Mahmood Mamdani Criticises the TRC and International Criminal Court’s Narrow Focus
The Truth and Reconciliation Commission (TRC) only dealt with individual violators of human rights in a narrow way, ignoring the issues that led to the violence – and the International Criminal Court (ICC) is doing the same. This is what Mahmood Mamdani, author of Define and Rule, told Shaun de Waal in a recent interview for the Mail & Guardian.
Instead of defining victims “as though no apartheid had ever existed” the TRC could have “educated the white population, in particular, that although most of them were not perpetrators they were beneficiaries,” Mamdani says.
Mamdani also discussed the situation in Kenya, saying that, “Instead of prioritising the issues that made the violence more than criminal, that allowed people to set in motion violence in which thousands would die, they have focused on a Band-Aid solution”.

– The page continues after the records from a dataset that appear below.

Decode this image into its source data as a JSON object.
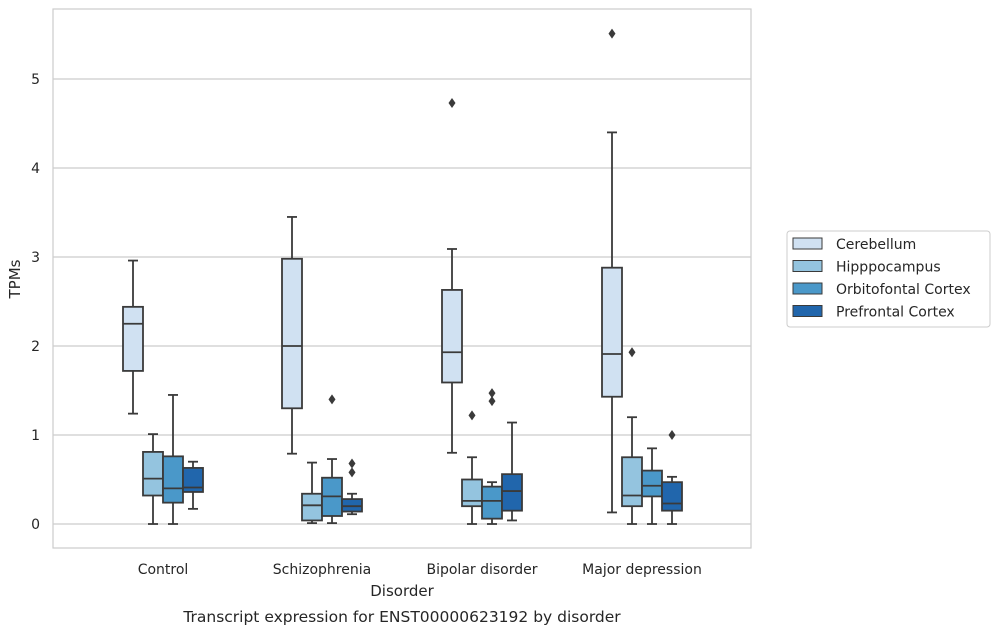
{
  "chart_data": {
    "type": "box",
    "caption": "Transcript expression for ENST00000623192 by disorder",
    "xlabel": "Disorder",
    "ylabel": "TPMs",
    "ylim": [
      -0.27,
      5.85
    ],
    "yticks": [
      0,
      1,
      2,
      3,
      4,
      5
    ],
    "grid": true,
    "legend_position": "right",
    "categories": [
      "Control",
      "Schizophrenia",
      "Bipolar disorder",
      "Major depression"
    ],
    "series": [
      {
        "name": "Cerebellum",
        "color": "#d0e1f2",
        "boxes": [
          {
            "whisker_low": 1.24,
            "q1": 1.72,
            "median": 2.25,
            "q3": 2.44,
            "whisker_high": 2.96,
            "outliers": []
          },
          {
            "whisker_low": 0.79,
            "q1": 1.3,
            "median": 2.0,
            "q3": 2.98,
            "whisker_high": 3.45,
            "outliers": []
          },
          {
            "whisker_low": 0.8,
            "q1": 1.59,
            "median": 1.93,
            "q3": 2.63,
            "whisker_high": 3.09,
            "outliers": [
              4.73
            ]
          },
          {
            "whisker_low": 0.13,
            "q1": 1.43,
            "median": 1.91,
            "q3": 2.88,
            "whisker_high": 4.4,
            "outliers": [
              5.51
            ]
          }
        ]
      },
      {
        "name": "Hipppocampus",
        "color": "#94c4df",
        "boxes": [
          {
            "whisker_low": 0.0,
            "q1": 0.32,
            "median": 0.51,
            "q3": 0.81,
            "whisker_high": 1.01,
            "outliers": []
          },
          {
            "whisker_low": 0.01,
            "q1": 0.04,
            "median": 0.21,
            "q3": 0.34,
            "whisker_high": 0.69,
            "outliers": []
          },
          {
            "whisker_low": 0.0,
            "q1": 0.2,
            "median": 0.26,
            "q3": 0.5,
            "whisker_high": 0.75,
            "outliers": [
              1.22
            ]
          },
          {
            "whisker_low": 0.0,
            "q1": 0.2,
            "median": 0.32,
            "q3": 0.75,
            "whisker_high": 1.2,
            "outliers": [
              1.93
            ]
          }
        ]
      },
      {
        "name": "Orbitofontal Cortex",
        "color": "#4a98c9",
        "boxes": [
          {
            "whisker_low": 0.0,
            "q1": 0.24,
            "median": 0.4,
            "q3": 0.76,
            "whisker_high": 1.45,
            "outliers": []
          },
          {
            "whisker_low": 0.01,
            "q1": 0.09,
            "median": 0.31,
            "q3": 0.52,
            "whisker_high": 0.73,
            "outliers": [
              1.4
            ]
          },
          {
            "whisker_low": 0.0,
            "q1": 0.06,
            "median": 0.26,
            "q3": 0.42,
            "whisker_high": 0.47,
            "outliers": [
              1.38,
              1.47
            ]
          },
          {
            "whisker_low": 0.0,
            "q1": 0.31,
            "median": 0.43,
            "q3": 0.6,
            "whisker_high": 0.85,
            "outliers": []
          }
        ]
      },
      {
        "name": "Prefrontal Cortex",
        "color": "#2166ac",
        "boxes": [
          {
            "whisker_low": 0.17,
            "q1": 0.36,
            "median": 0.41,
            "q3": 0.63,
            "whisker_high": 0.7,
            "outliers": []
          },
          {
            "whisker_low": 0.11,
            "q1": 0.14,
            "median": 0.2,
            "q3": 0.28,
            "whisker_high": 0.34,
            "outliers": [
              0.58,
              0.68
            ]
          },
          {
            "whisker_low": 0.04,
            "q1": 0.15,
            "median": 0.37,
            "q3": 0.56,
            "whisker_high": 1.14,
            "outliers": []
          },
          {
            "whisker_low": 0.0,
            "q1": 0.15,
            "median": 0.23,
            "q3": 0.47,
            "whisker_high": 0.53,
            "outliers": [
              1.0
            ]
          }
        ]
      }
    ]
  }
}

Your Mistra lecture (Beyond Nuremberg: Breaking the Cycle of Violence) talks about how processes such as the Truth and Reconciliation Commission (TRC) and the International Criminal Court (ICC) are modelled on the Nuremberg trials of prominent Nazis after World War II. You ask whether such processes can help to build unified political communities in Africa.
The TRC saw itself as a surrogate for a Nuremberg-style process, with the difference being that the TRC would give amnesty in exchange for the truth. But the TRC saw itself as a quasi-criminal proceeding, a quasi-judicial proceeding. And, I think, like Nuremberg, it was a performance.